RIT Professor Wins Scholarship for Biology Education Research

Dina Newman named a BEN Scholar

Dina Newman

Dina Newman is pushing Rochester Institute of Technology to the forefront of biology education research.

The BiosciEdNet Collaborative recently named Newman, assistant professor of biological sciences, a 2011 BEN Scholar. The program promotes the use of its digital library resources and student-centered teaching and learning methods in higher education, specifically in biological sciences lecture and laboratory courses, and in research training programs.

Newman is part of the third cohort of BEN Scholars. During her 18-month-long assignment, she will develop a submission to BioSciEdNet—a digital library of resources for biology education—create outreach activities, and test a digital resource in the classroom.

Discipline-based education research questions how students learn. The approach examines ways to guide undergraduates from novice to practitioner. The trend grew out of physics departments across the country that struggled with high failure rates and misconceptions, Newman says. “The students could do the formulas, but couldn’t understand them conceptually.

“Lecturing is the most passive way to learn,” she continues. “The idea is to be more active. Students learn best if they have a part in constructing knowledge for themselves.”

As a BEN Scholar, Newman will explore “Evidence-based Resources for Teaching Undergraduates in Biology.” She will test and gauge the efficacy of material from the BioSciEdNet digital library.

Newman and colleague L. Kate Wright, assistant professor of biological sciences at RIT, are members of the Society for Advancement of Biology Research, an organization that drew approximately 300 members to its July meeting compared to more than 7,500 that attended a recent meeting of the International Congress of Human Genetics, Newman says.

“The Society for Advancement of Biology Research is still a small group interested in improving the education we’re giving, using our knowledge of cognitive science,” Newman says. “We want to understand issues that undergraduate science students face.”

Newman and Wright are also members of RIT’s Science and Mathematics Education Research Collaborative in the College of Science. Newman’s BEN scholarship is aligned with the philosophy of this active new group of discipline-based education researchers from the departments of physics, biological sciences and chemistry.

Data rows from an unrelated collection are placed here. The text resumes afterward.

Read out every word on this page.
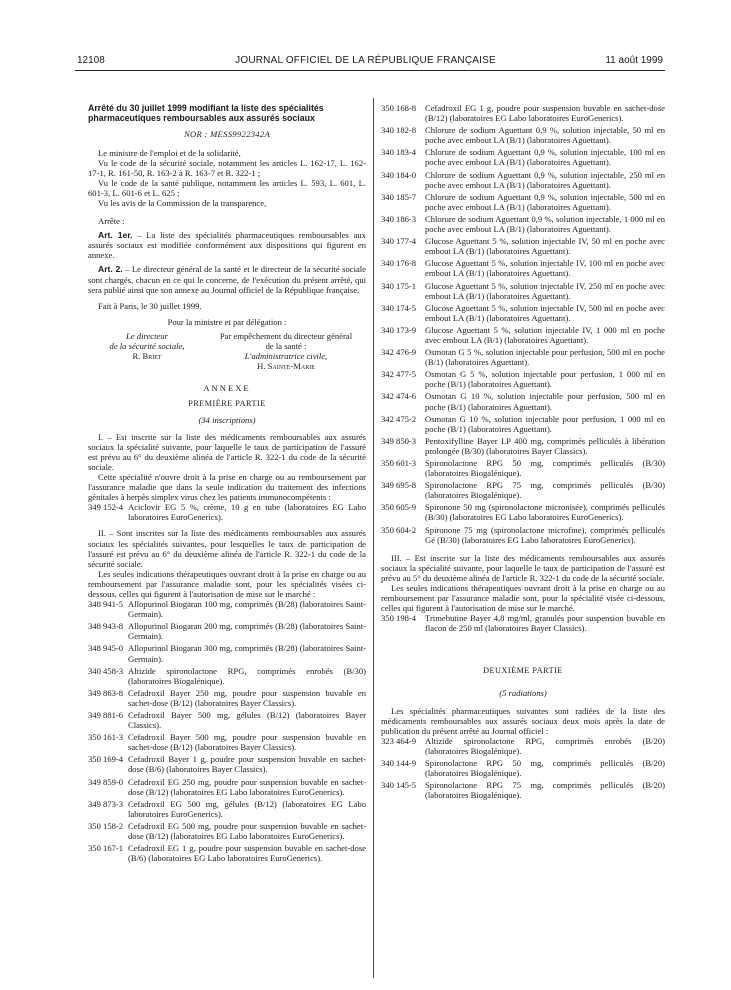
12108	JOURNAL OFFICIEL DE LA RÉPUBLIQUE FRANÇAISE	11 août 1999
Arrêté du 30 juillet 1999 modifiant la liste des spécialités pharmaceutiques remboursables aux assurés sociaux
NOR : MESS9922342A

Le ministre de l'emploi et de la solidarité,

Vu le code de la sécurité sociale, notamment les articles L. 162-17, L. 162-17-1, R. 161-50, R. 163-2 à R. 163-7 et R. 322-1 ;

Vu le code de la santé publique, notamment les articles L. 593, L. 601, L. 601-3, L. 601-6 et L. 625 ;

Vu les avis de la Commission de la transparence,

Arrête :

Art. 1er. – La liste des spécialités pharmaceutiques remboursables aux assurés sociaux est modifiée conformément aux dispositions qui figurent en annexe.

Art. 2. – Le directeur général de la santé et le directeur de la sécurité sociale sont chargés, chacun en ce qui le concerne, de l'exécution du présent arrêté, qui sera publié ainsi que son annexe au Journal officiel de la République française.

Fait à Paris, le 30 juillet 1999.

Pour la ministre et par délégation :

Le directeur
de la sécurité sociale,
R. Briet
Par empêchement du directeur général
de la santé :
L'administratrice civile,
H. Sainte-Marie
ANNEXE
PREMIÈRE PARTIE
(34 inscriptions)

I. – Est inscrite sur la liste des médicaments remboursables aux assurés sociaux la spécialité suivante, pour laquelle le taux de participation de l'assuré est prévu au 6° du deuxième alinéa de l'article R. 322-1 du code de la sécurité sociale.

Cette spécialité n'ouvre droit à la prise en charge ou au remboursement par l'assurance maladie que dans la seule indication du traitement des infections génitales à herpès simplex virus chez les patients immunocompétents :

349 152-4 Aciclovir EG 5 %, crème, 10 g en tube (laboratoires EG Labo laboratoires EuroGenerics).

II. – Sont inscrites sur la liste des médicaments remboursables aux assurés sociaux les spécialités suivantes, pour lesquelles le taux de participation de l'assuré est prévu au 6° du deuxième alinéa de l'article R. 322-1 du code de la sécurité sociale.

Les seules indications thérapeutiques ouvrant droit à la prise en charge ou au remboursement par l'assurance maladie sont, pour les spécialités visées ci-dessous, celles qui figurent à l'autorisation de mise sur le marché :

348 941-5 Allopurinol Biogaran 100 mg, comprimés (B/28) (laboratoires Saint-Germain).
348 943-8 Allopurinol Biogaran 200 mg, comprimés (B/28) (laboratoires Saint-Germain).
348 945-0 Allopurinol Biogaran 300 mg, comprimés (B/28) (laboratoires Saint-Germain).
340 458-3 Altizide spironolactone RPG, comprimés enrobés (B/30) (laboratoires Biogalénique).
349 863-8 Cefadroxil Bayer 250 mg, poudre pour suspension buvable en sachet-dose (B/12) (laboratoires Bayer Classics).
349 881-6 Cefadroxil Bayer 500 mg, gélules (B/12) (laboratoires Bayer Classics).
350 161-3 Cefadroxil Bayer 500 mg, poudre pour suspension buvable en sachet-dose (B/12) (laboratoires Bayer Classics).
350 169-4 Cefadroxil Bayer 1 g, poudre pour suspension buvable en sachet-dose (B/6) (laboratoires Bayer Classics).
349 859-0 Cefadroxil EG 250 mg, poudre pour suspension buvable en sachet-dose (B/12) (laboratoires EG Labo laboratoires EuroGenerics).
349 873-3 Cefadroxil EG 500 mg, gélules (B/12) (laboratoires EG Labo laboratoires EuroGenerics).
350 158-2 Cefadroxil EG 500 mg, poudre pour suspension buvable en sachet-dose (B/12) (laboratoires EG Labo laboratoires EuroGenerics).
350 167-1 Cefadroxil EG 1 g, poudre pour suspension buvable en sachet-dose (B/6) (laboratoires EG Labo laboratoires EuroGenerics).
350 168-8	Cefadroxil EG 1 g, poudre pour suspension buvable en sachet-dose (B/12) (laboratoires EG Labo laboratoires EuroGenerics).
340 182-8	Chlorure de sodium Aguettant 0,9 %, solution injectable, 50 ml en poche avec embout LA (B/1) (laboratoires Aguettant).
340 183-4	Chlorure de sodium Aguettant 0,9 %, solution injectable, 100 ml en poche avec embout LA (B/1) (laboratoires Aguettant).
340 184-0	Chlorure de sodium Aguettant 0,9 %, solution injectable, 250 ml en poche avec embout LA (B/1) (laboratoires Aguettant).
340 185-7	Chlorure de sodium Aguettant 0,9 %, solution injectable, 500 ml en poche avec embout LA (B/1) (laboratoires Aguettant).
340 186-3	Chlorure de sodium Aguettant 0,9 %, solution injectable, 1 000 ml en poche avec embout LA (B/1) (laboratoires Aguettant).
340 177-4	Glucose Aguettant 5 %, solution injectable IV, 50 ml en poche avec embout LA (B/1) (laboratoires Aguettant).
340 176-8	Glucose Aguettant 5 %, solution injectable IV, 100 ml en poche avec embout LA (B/1) (laboratoires Aguettant).
340 175-1	Glucose Aguettant 5 %, solution injectable IV, 250 ml en poche avec embout LA (B/1) (laboratoires Aguettant).
340 174-5	Glucose Aguettant 5 %, solution injectable IV, 500 ml en poche avec embout LA (B/1) (laboratoires Aguettant).
340 173-9	Glucose Aguettant 5 %, solution injectable IV, 1 000 ml en poche avec embout LA (B/1) (laboratoires Aguettant).
342 476-9	Osmotan G 5 %, solution injectable pour perfusion, 500 ml en poche (B/1) (laboratoires Aguettant).
342 477-5	Osmotan G 5 %, solution injectable pour perfusion, 1 000 ml en poche (B/1) (laboratoires Aguettant).
342 474-6	Osmotan G 10 %, solution injectable pour perfusion, 500 ml en poche (B/1) (laboratoires Aguettant).
342 475-2	Osmotan G 10 %, solution injectable pour perfusion, 1 000 ml en poche (B/1) (laboratoires Aguettant).
349 850-3	Pentoxifylline Bayer LP 400 mg, comprimés pelliculés à libération prolongée (B/30) (laboratoires Bayer Classics).
350 601-3	Spironolactone RPG 50 mg, comprimés pelliculés (B/30) (laboratoires Biogalénique).
349 695-8	Spironolactone RPG 75 mg, comprimés pelliculés (B/30) (laboratoires Biogalénique).
350 605-9	Spironone 50 mg (spironolactone micronisée), comprimés pelliculés (B/30) (laboratoires EG Labo laboratoires EuroGenerics).
350 604-2	Spironone 75 mg (spironolactone microfine), comprimés pelliculés Gé (B/30) (laboratoires EG Labo laboratoires EuroGenerics).

III. – Est inscrite sur la liste des médicaments remboursables aux assurés sociaux la spécialité suivante, pour laquelle le taux de participation de l'assuré est prévu au 5° du deuxième alinéa de l'article R. 322-1 du code de la sécurité sociale.

Les seules indications thérapeutiques ouvrant droit à la prise en charge ou au remboursement par l'assurance maladie sont, pour la spécialité visée ci-dessous, celles qui figurent à l'autorisation de mise sur le marché.

350 198-4	Trimebutine Bayer 4,8 mg/ml, granulés pour suspension buvable en flacon de 250 ml (laboratoires Bayer Classics).
DEUXIÈME PARTIE
(5 radiations)

Les spécialités pharmaceutiques suivantes sont radiées de la liste des médicaments remboursables aux assurés sociaux deux mois après la date de publication du présent arrêté au Journal officiel :

323 464-9	Altizide spironolactone RPG, comprimés enrobés (B/20) (laboratoires Biogalénique).
340 144-9	Spironolactone RPG 50 mg, comprimés pelliculés (B/20) (laboratoires Biogalénique).
340 145-5	Spironolactone RPG 75 mg, comprimés pelliculés (B/20) (laboratoires Biogalénique).
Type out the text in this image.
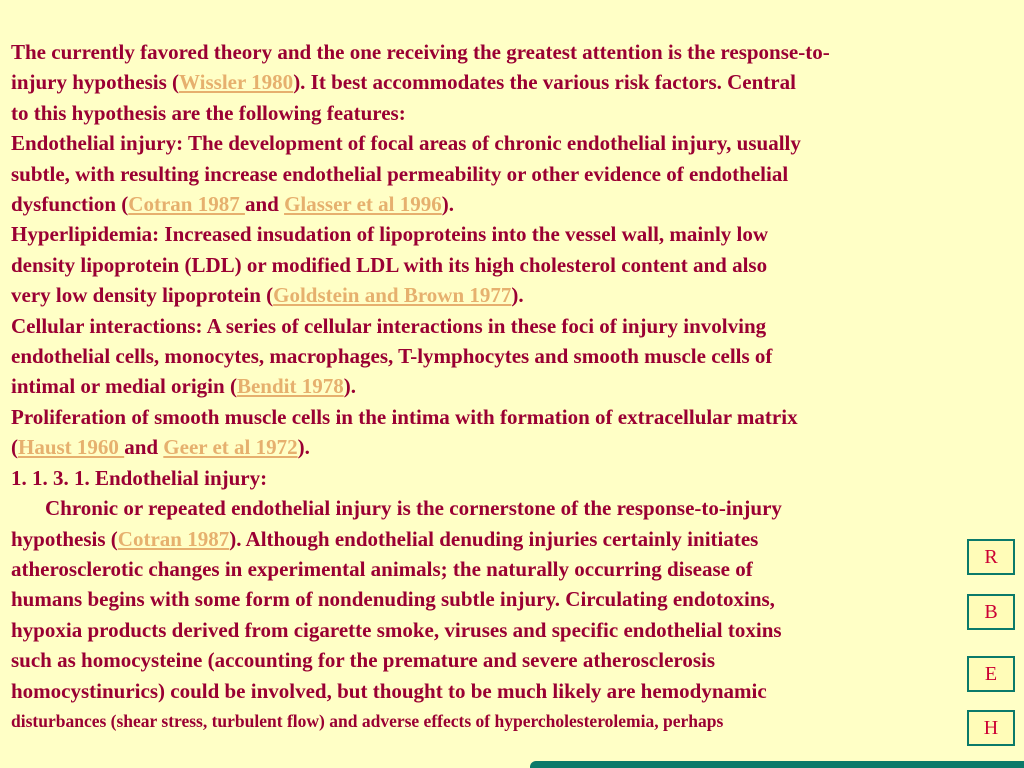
The currently favored theory and the one receiving the greatest attention is the response-to-
injury hypothesis (Wissler 1980). It best accommodates the various risk factors. Central
to this hypothesis are the following features:
Endothelial injury: The development of focal areas of chronic endothelial injury, usually
subtle, with resulting increase endothelial permeability or other evidence of endothelial
dysfunction (Cotran 1987 and Glasser et al 1996).
Hyperlipidemia: Increased insudation of lipoproteins into the vessel wall, mainly low
density lipoprotein (LDL) or modified LDL with its high cholesterol content and also
very low density lipoprotein (Goldstein and Brown 1977).
Cellular interactions: A series of cellular interactions in these foci of injury involving
endothelial cells, monocytes, macrophages, T-lymphocytes and smooth muscle cells of
intimal or medial origin (Bendit 1978).
Proliferation of smooth muscle cells in the intima with formation of extracellular matrix
(Haust 1960 and Geer et al 1972).
1. 1. 3. 1. Endothelial injury:
Chronic or repeated endothelial injury is the cornerstone of the response-to-injury
hypothesis (Cotran 1987). Although endothelial denuding injuries certainly initiates
atherosclerotic changes in experimental animals; the naturally occurring disease of
humans begins with some form of nondenuding subtle injury. Circulating endotoxins,
hypoxia products derived from cigarette smoke, viruses and specific endothelial toxins
such as homocysteine (accounting for the premature and severe atherosclerosis
homocystinurics) could be involved, but thought to be much likely are hemodynamic
disturbances (shear stress, turbulent flow) and adverse effects of hypercholesterolemia, perhaps
R
B
E
H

Together, they are rethinking how to teach meiosis and other fundamental biological processes to their students. The difficult topic describes a type of cell division that creates eggs and sperm, and precedes an understanding of how genetics work.

Students in Newman’s and Wright’s classes were able to remember superficial features of meiosis as a process, but not the fundamental concepts about chromosome structure, creating a roadblock to deeper understanding. The professors altered their curriculum and reported their findings in “An Interactive Modeling Lesson Increases Students’ Understanding of Ploidy During Meiosis” published in the September issue of Biochemistry and Molecular Biology Education.

“The change we made in the curriculum significantly impacted student learning gains,” Newman says.